Blessed are the flexible, for they shall not be bent out of shape. ~Author Unknown
Last night was my first time doing yoga in a month because of being sick. And man did I feel the gap between my last yoga session and this one. I was super tight and stiff while warming up. Thankfully the instructor took us through a good warm up and I loosened up, but it reminded me why it is important to practice. Obviously, being sick is a good reason to take it easy, but hopefully I will be healthy the rest of this winter and then I shall need to stick with my practice.
Yoga, like my writing, is something that I love to do, but it doesn’t always come easily to me. It takes a long time to form a life changing habit – getting to form those grooves in the neural pathways of the brain. I still haven’t recovered my writing everyday or even near everyday habit that I broke at the end of grad school. Obviously school was important to me, but I am still upset that I haven’t gotten back on the horse, so to speak. I am writing, but not every day.

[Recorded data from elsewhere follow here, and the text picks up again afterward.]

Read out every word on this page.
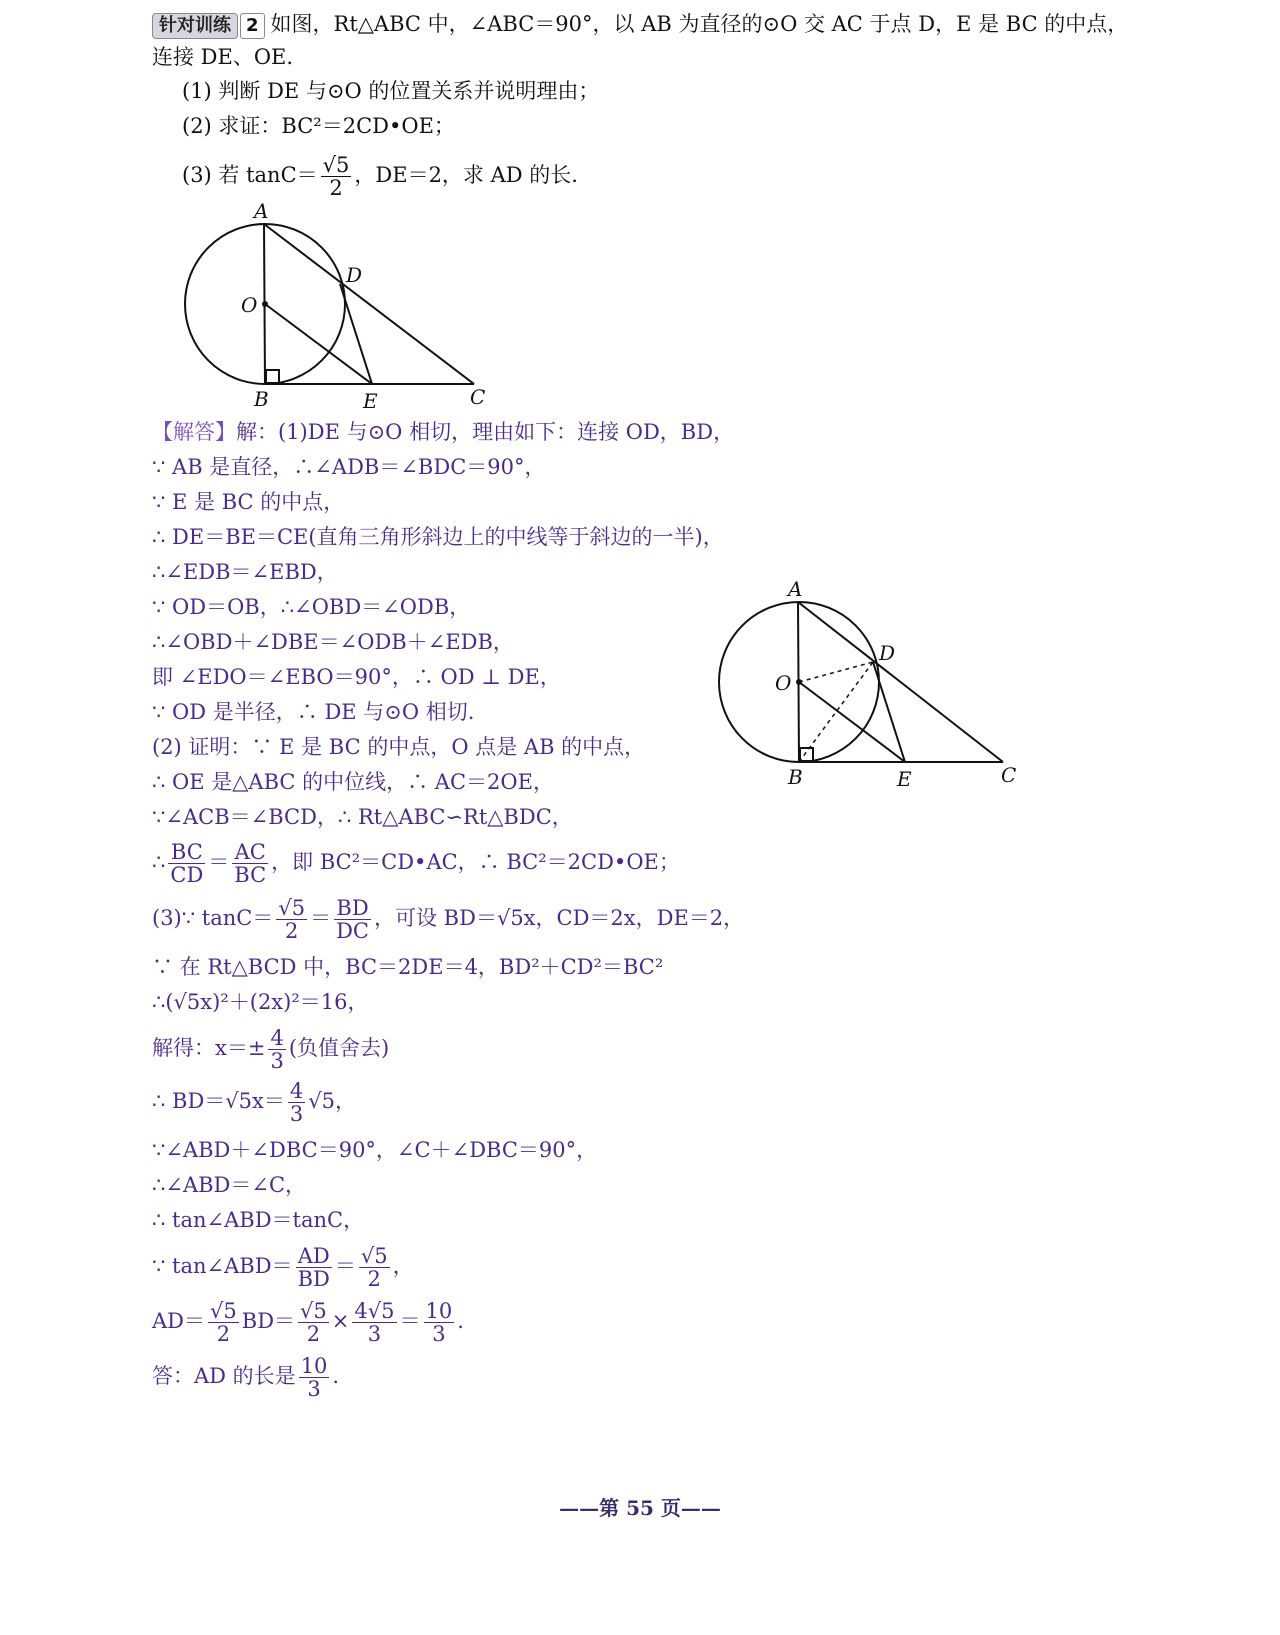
针对训练 2 如图，Rt△ABC 中，∠ABC＝90°，以 AB 为直径的⊙O 交 AC 于点 D，E 是 BC 的中点，
连接 DE、OE.
(1) 判断 DE 与⊙O 的位置关系并说明理由；
(2) 求证：BC²＝2CD•OE；
(3) 若 $\tan C= \frac{√5}{2}$ ，DE＝2，求 AD 的长.
A
O
D
B	E	C
A
O
D
B	E	C
【解答】解：(1)DE 与⊙O 相切，理由如下：连接 OD，BD，
∵ AB 是直径，∴∠ADB＝∠BDC＝90°，
∵ E 是 BC 的中点，
∴ DE＝BE＝CE(直角三角形斜边上的中线等于斜边的一半)，
∴∠EDB＝∠EBD，
∵ OD＝OB，∴∠OBD＝∠ODB，
∴∠OBD＋∠DBE＝∠ODB＋∠EDB，
即 ∠EDO＝∠EBO＝90°，∴ OD ⊥ DE，
∵ OD 是半径，∴ DE 与⊙O 相切.
(2) 证明：∵ E 是 BC 的中点，O 点是 AB 的中点，
∴ OE 是△ABC 的中位线，∴ AC＝2OE，
∵∠ACB＝∠BCD，∴ Rt△ABC∽Rt△BDC，
∴ $\frac{BC}{CD} = \frac{AC}{BC}$ ，即 BC²＝CD•AC，∴ BC²＝2CD•OE；
(3)∵ $\tan C= \frac{√5}{2} = \frac{BD}{DC}$ ，可设 BD＝√5x，CD＝2x，DE＝2，
∵ 在 Rt△BCD 中，BC＝2DE＝4，BD²＋CD²＝BC²
∴(√5x)²＋(2x)²＝16，
解得：$x=\pm \frac{4}{3}$ (负值舍去)
∴ $BD=√5x= \frac{4}{3} √5$，
∵∠ABD＋∠DBC＝90°，∠C＋∠DBC＝90°，
∴∠ABD＝∠C，
∴ tan∠ABD＝tanC，
∵ tan∠ABD＝ $\frac{AD}{BD} = \frac{√5}{2}$ ，
$AD= \frac{√5}{2} BD= \frac{√5}{2} \times \frac{4√5}{3} = \frac{10}{3}$ .
答：AD 的长是 $\frac{10}{3}$ .
——第 55 页——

I would be astounded if I could get to doing yoga every day. Right now my goal is to practice 1-2 times weekly and once I establish that routine maybe put in another session. I don’t want to jump the gun now because I am trying to re-establish the every week yoga that I’d work on in the late summer and early autumn.
It is interesting to me to see how difficult it is to form new and good habits and so damn easy for me to fall back on already established habits. It is annoying because sometimes I know these established patterns of behavior are unproductive. (I’m looking at your anxiety freak outs). But as with all things, if I want to change myself, I have to try. And so here I am going at it one week at a time with yoga and one day at a time with writing.